IDFC First Bank has received overwhelming support from its majority shareholders for the proposed amalgamation with IDFC Ltd. This approval was confirmed during a meeting organized by the Chennai bench of the National Company Law Tribunal (NCLT), the bank announced to the stock exchanges on May 17.
According to the bank's statement, the resolution endorsing the amalgamation scheme was passed with a 99.95% majority. This approval was achieved through both remote e-voting and e-voting conducted during the meeting, aligning with Sections 230-232 of the Companies Act, 2013.

The amalgamation has also garnered crucial regulatory support. On December 27, 2023, the Reserve Bank of India (RBI) issued a no-objection certificate (NOC) for the merger of IDFC Limited, IDFC Financial Holding Company Limited (IDFC FHCL), and IDFC First Bank.
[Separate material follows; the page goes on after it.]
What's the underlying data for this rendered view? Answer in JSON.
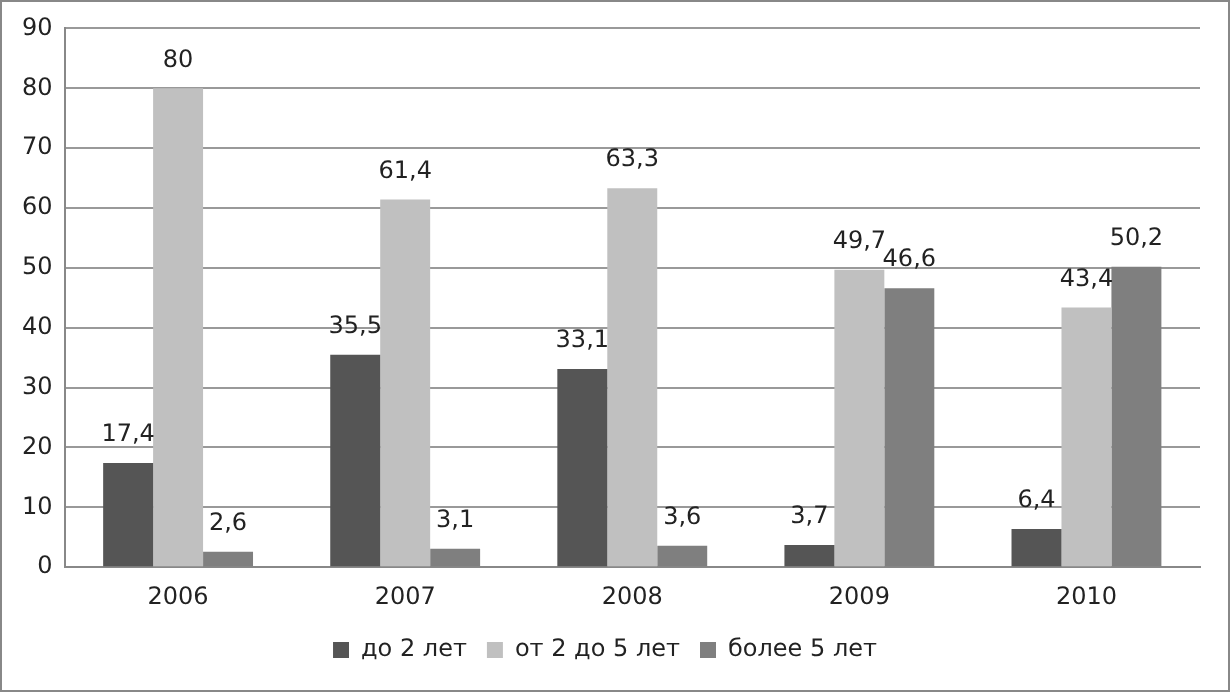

This followed the boards of directors of the three entities giving their nod to the proposed mergers in July 2023.
IDFC First Bank's journey began when IDFC Bank was licensed by the RBI in 2014, alongside Bandhan Bank. The landscape shifted in 2018 when IDFC Bank Ltd merged with Capital First Ltd, culminating in the formation of IDFC First Bank.
IDFC, through its non-financial holding company, holds a 39.93% stake in IDFC First Bank. The consolidation into a single entity is expected to simplify the corporate structure of IDFC Financial Holding Company, IDFC Ltd, and IDFC First Bank, thereby streamlining regulatory compliances.
An important financial implication of the merger is an increase in the book value per share of the bank by 4.9%, based on audited financials as of March 31, 2023.
IDFC First Bank reported its financial results for the fourth quarter ending March 2024. The bank experienced a 10% decline in net profit, amounting to Rs 724 crore, compared to Rs 803 crore in the corresponding quarter of the previous year. This drop was attributed to a significant rise in provisions.
Despite the decline in net profit, the bank's total income witnessed a notable increase, rising to Rs 9,861 crore from Rs 7,822 crore a year ago. Interest income also saw a surge, growing to Rs 8,219 crore during the review period, up from Rs 6,424 crore in the same quarter last year.
Net Interest Income (NII) demonstrated growth, increasing by 24% from Rs 3,597 crore in Q4 FY23 to Rs 4,469 crore in Q4 FY24. On the asset quality front, IDFC First Bank reported an improvement, with gross Non-Performing Assets (NPAs) reducing to 1.88% of gross advances as of March 31, 2024, down from 2.51% a year earlier. Net NPAs also decreased to 0.60% from 0.86% over the same period.
However, provisions and contingencies saw a substantial rise, increasing by 50% to Rs 722 crore in Q4 FY24 compared to Rs 482 crore a year ago. The bank's capital adequacy ratio, a key indicator of financial stability, declined slightly to 16.11% from 16.82% at the end of the previous fiscal year.
In the wake of the announcement, IDFC First Bank's shares ended a special trading session with minor gains of 0.30%, closing at Rs 77.45 per share. Meanwhile, IDFC Ltd's shares closed flat at Rs 114.35 per share.
The amalgamation is expected to bring about a more streamlined operational structure, potentially leading to enhanced efficiency and regulatory compliance. With the NCLT likely to announce its approvals soon.
This merger represents a strategic consolidation aimed at fortifying the financial and operational base of IDFC First Bank. Stakeholders and market analysts will be closely watching the regulatory approvals and the subsequent integration process to gauge the long-term impact on the bank's performance and market positioning.